Abstract

The purpose of the study is the reconstruction of one, although definitely not primary, factor in the ideologization of the national movement of the Western Slavs (we are talking about Ukrainian relations with the Western Slavs), which allows for a more accurate understanding of both the circumstances of the Slavic revival and the ideological syncretism of the revivalists. Accordingly, Slavic interethnic relations and spiritual receptions were "sanctified" for many years by the idea of "Slavic reciprocity," a cultural or linguistic-literary community.
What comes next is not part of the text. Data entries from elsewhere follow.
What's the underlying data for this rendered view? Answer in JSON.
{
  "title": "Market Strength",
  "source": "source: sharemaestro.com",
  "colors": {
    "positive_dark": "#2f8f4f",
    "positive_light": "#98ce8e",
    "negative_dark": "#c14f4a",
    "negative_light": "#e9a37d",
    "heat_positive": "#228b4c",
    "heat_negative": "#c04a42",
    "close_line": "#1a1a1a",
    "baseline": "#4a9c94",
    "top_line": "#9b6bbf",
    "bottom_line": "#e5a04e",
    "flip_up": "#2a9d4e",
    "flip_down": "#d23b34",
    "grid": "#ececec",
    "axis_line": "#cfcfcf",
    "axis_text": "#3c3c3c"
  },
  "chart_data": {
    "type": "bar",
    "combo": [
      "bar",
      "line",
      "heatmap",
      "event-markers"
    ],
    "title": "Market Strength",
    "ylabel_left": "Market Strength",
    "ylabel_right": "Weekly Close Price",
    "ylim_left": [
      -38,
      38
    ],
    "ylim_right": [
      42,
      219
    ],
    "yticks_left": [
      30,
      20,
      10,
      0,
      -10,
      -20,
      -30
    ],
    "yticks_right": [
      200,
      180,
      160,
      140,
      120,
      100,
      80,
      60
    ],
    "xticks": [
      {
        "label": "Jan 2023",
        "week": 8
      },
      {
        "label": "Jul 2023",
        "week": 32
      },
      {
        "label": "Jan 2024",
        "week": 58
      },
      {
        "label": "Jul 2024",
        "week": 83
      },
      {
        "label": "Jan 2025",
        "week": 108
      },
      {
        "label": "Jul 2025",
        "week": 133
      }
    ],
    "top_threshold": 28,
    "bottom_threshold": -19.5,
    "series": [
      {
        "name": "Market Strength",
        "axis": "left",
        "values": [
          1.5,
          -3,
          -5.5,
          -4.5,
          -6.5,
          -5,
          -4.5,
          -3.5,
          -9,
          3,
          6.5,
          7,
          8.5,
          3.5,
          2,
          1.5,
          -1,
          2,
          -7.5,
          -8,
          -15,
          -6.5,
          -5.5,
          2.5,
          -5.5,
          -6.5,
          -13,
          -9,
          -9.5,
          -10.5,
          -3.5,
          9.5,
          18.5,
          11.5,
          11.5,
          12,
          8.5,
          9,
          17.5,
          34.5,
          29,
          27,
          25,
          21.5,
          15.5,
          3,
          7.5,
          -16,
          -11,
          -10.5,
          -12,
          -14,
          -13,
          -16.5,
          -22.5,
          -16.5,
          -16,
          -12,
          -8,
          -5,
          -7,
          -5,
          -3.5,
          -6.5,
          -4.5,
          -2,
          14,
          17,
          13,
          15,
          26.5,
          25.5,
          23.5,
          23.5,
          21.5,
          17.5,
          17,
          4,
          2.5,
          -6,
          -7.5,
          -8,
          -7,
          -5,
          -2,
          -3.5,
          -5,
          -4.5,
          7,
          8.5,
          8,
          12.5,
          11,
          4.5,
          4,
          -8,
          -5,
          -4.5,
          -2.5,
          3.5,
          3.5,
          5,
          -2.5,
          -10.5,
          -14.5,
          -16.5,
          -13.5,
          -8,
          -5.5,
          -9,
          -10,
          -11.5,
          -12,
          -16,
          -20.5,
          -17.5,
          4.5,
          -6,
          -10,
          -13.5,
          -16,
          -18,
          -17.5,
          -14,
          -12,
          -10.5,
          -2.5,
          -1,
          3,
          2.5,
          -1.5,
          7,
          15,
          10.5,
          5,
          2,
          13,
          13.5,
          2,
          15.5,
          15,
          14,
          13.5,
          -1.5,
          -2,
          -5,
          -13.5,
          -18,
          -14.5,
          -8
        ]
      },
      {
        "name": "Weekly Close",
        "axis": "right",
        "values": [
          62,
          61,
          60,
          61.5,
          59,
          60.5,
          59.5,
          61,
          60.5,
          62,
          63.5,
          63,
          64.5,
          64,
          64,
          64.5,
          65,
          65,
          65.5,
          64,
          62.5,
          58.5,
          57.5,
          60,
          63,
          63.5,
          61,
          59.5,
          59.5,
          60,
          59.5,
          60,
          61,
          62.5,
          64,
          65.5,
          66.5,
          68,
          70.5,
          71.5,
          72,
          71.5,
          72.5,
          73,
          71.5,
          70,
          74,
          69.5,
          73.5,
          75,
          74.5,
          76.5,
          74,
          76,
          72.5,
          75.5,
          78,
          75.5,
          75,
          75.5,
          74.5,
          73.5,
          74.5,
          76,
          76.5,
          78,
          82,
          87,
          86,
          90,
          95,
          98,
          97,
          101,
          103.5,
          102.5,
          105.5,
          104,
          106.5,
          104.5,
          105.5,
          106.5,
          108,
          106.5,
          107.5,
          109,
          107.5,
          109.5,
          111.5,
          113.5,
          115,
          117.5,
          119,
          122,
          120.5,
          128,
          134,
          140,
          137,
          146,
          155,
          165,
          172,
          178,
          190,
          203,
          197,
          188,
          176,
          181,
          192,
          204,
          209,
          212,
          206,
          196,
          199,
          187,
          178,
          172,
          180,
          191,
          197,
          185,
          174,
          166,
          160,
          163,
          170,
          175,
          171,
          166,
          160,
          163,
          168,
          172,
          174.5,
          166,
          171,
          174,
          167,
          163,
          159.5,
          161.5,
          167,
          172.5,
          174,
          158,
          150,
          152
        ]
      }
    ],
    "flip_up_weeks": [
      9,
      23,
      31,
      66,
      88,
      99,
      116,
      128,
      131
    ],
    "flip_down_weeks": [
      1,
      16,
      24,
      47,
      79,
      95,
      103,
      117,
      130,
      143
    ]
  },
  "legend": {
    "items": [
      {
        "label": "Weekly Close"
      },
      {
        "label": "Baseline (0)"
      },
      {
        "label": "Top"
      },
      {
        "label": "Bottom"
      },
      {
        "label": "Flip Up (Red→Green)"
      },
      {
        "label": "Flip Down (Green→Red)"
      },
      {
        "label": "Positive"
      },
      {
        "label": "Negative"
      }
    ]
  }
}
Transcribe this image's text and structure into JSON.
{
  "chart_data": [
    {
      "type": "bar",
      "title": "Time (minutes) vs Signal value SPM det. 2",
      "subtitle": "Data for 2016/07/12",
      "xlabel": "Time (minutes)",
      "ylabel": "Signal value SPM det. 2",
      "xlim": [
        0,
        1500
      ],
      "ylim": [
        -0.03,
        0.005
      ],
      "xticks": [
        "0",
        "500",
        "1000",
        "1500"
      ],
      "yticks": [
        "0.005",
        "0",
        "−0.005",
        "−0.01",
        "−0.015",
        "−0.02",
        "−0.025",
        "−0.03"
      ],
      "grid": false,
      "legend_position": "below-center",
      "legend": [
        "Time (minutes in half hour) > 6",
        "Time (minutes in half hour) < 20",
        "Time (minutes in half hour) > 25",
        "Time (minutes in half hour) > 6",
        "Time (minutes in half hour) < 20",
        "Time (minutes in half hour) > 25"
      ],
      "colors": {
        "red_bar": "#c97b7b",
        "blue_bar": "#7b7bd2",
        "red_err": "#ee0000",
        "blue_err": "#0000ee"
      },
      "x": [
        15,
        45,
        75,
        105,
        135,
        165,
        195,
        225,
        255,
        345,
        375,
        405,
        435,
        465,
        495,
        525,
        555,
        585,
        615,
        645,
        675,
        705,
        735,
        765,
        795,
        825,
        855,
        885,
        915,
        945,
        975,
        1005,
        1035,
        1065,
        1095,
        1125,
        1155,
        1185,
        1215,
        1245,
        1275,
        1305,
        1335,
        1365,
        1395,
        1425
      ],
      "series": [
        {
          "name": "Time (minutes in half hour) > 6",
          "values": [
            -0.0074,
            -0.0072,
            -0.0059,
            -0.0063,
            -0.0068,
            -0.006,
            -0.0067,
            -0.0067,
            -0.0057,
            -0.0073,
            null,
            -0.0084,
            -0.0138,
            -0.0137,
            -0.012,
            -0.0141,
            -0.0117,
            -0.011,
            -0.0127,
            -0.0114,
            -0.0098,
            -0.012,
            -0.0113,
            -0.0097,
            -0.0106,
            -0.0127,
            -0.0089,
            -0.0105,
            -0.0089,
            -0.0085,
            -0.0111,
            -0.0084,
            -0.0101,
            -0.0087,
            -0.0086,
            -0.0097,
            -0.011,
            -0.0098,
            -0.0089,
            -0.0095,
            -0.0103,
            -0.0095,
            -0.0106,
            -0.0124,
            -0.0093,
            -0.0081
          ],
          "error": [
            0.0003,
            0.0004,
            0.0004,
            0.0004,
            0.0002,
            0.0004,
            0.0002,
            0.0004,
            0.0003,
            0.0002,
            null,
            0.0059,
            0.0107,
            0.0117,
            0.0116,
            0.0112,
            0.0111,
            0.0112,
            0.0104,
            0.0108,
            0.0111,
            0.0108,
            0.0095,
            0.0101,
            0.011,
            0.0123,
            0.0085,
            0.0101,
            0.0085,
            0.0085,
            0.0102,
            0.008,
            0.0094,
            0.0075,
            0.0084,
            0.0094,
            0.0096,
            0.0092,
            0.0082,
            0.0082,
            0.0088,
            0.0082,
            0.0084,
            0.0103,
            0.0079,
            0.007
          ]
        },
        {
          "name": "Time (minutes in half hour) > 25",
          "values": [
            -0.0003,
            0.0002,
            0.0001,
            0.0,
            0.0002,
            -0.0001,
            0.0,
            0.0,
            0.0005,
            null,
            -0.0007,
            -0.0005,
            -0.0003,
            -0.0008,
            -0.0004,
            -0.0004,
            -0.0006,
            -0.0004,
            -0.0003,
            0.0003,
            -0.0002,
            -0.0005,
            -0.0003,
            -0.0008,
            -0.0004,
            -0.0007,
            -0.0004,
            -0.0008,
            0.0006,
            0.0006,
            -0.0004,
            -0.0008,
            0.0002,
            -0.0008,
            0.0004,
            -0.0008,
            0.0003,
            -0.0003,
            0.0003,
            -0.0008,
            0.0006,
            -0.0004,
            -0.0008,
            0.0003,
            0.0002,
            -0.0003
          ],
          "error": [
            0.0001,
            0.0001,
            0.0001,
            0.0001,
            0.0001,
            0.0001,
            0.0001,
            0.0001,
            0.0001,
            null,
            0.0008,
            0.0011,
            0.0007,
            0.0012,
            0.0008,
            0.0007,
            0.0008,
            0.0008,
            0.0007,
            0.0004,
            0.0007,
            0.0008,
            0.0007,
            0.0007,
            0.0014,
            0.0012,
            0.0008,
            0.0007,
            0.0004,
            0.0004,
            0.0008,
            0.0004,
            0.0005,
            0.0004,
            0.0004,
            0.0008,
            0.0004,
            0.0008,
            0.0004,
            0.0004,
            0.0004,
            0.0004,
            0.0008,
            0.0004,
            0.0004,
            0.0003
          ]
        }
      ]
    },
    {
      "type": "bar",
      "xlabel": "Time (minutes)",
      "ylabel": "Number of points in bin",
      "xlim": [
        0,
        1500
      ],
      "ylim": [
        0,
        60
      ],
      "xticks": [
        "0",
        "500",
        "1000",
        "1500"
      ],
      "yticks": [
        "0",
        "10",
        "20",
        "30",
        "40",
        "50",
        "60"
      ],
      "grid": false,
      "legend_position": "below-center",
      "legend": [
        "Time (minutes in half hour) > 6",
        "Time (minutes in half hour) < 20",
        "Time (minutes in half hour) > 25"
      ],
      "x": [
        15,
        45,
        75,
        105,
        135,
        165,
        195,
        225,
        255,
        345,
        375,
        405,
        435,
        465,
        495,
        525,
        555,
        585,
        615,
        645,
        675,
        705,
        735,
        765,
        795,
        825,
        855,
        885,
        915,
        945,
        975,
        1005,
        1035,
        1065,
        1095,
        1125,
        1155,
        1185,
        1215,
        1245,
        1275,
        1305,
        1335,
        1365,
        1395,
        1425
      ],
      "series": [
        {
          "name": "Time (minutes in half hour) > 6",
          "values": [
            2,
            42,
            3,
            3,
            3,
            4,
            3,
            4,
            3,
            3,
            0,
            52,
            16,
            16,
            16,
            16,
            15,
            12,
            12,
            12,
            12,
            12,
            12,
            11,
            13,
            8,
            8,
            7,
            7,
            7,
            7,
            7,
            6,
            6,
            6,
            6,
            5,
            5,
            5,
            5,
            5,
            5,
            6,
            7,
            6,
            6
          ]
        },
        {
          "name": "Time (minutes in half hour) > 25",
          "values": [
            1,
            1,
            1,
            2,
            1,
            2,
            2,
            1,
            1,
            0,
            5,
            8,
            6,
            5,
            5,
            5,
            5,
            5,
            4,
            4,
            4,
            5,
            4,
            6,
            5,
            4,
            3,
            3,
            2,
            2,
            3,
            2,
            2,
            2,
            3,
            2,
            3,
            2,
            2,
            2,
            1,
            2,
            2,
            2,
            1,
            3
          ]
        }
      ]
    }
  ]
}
In the absence of their own statehood, romantic national idealism was not only a component of the ideology of ethnocultural preservation, for example, among the Lusatians, but also became an additional factor in the national movement of the Ukrainian, Czech, and Slovak peoples for their national liberation. We will focus on only some aspects of Ukrainian-Slavic relations. Accordingly, it would certainly be an exaggeration to attribute to the connections of the Western Slavs with the Ukrainians, as well as with the Russian environment, the significance of the exclusive catalyst of national movements. But the information about connections and exchanges that have reached us testify to the establishment of mostly direct contacts between active representatives of the Slavic peoples, which, of course, expanded the worldview of national leaders and strengthened the feeling of the all-Slavic community. In our opinion, external Slavic factors, including Ukrainian ones, supplemented the ideology of the Slavs not so much with a national content but mainly emphasized that ethnic revival is not a local or regional phenomenon but a process that is genetically connected with the generality of similar phenomena. It is significant that at the activation stage in the 1930s and 1940s, cultural and national aspirations of Ukrainians and Western Slavic peoples, the European policy of the Russian Empire was one of the reasons for the politicization of national ideologies. However, the study of international communication is impossible without clarifying the content of typology and patterns of the appearance of inter-imperial contradictions and interests as fairly typical phenomena in the context of the formation and development of national ideologies in Central and Central-Eastern Europe in the first half of the 19th century.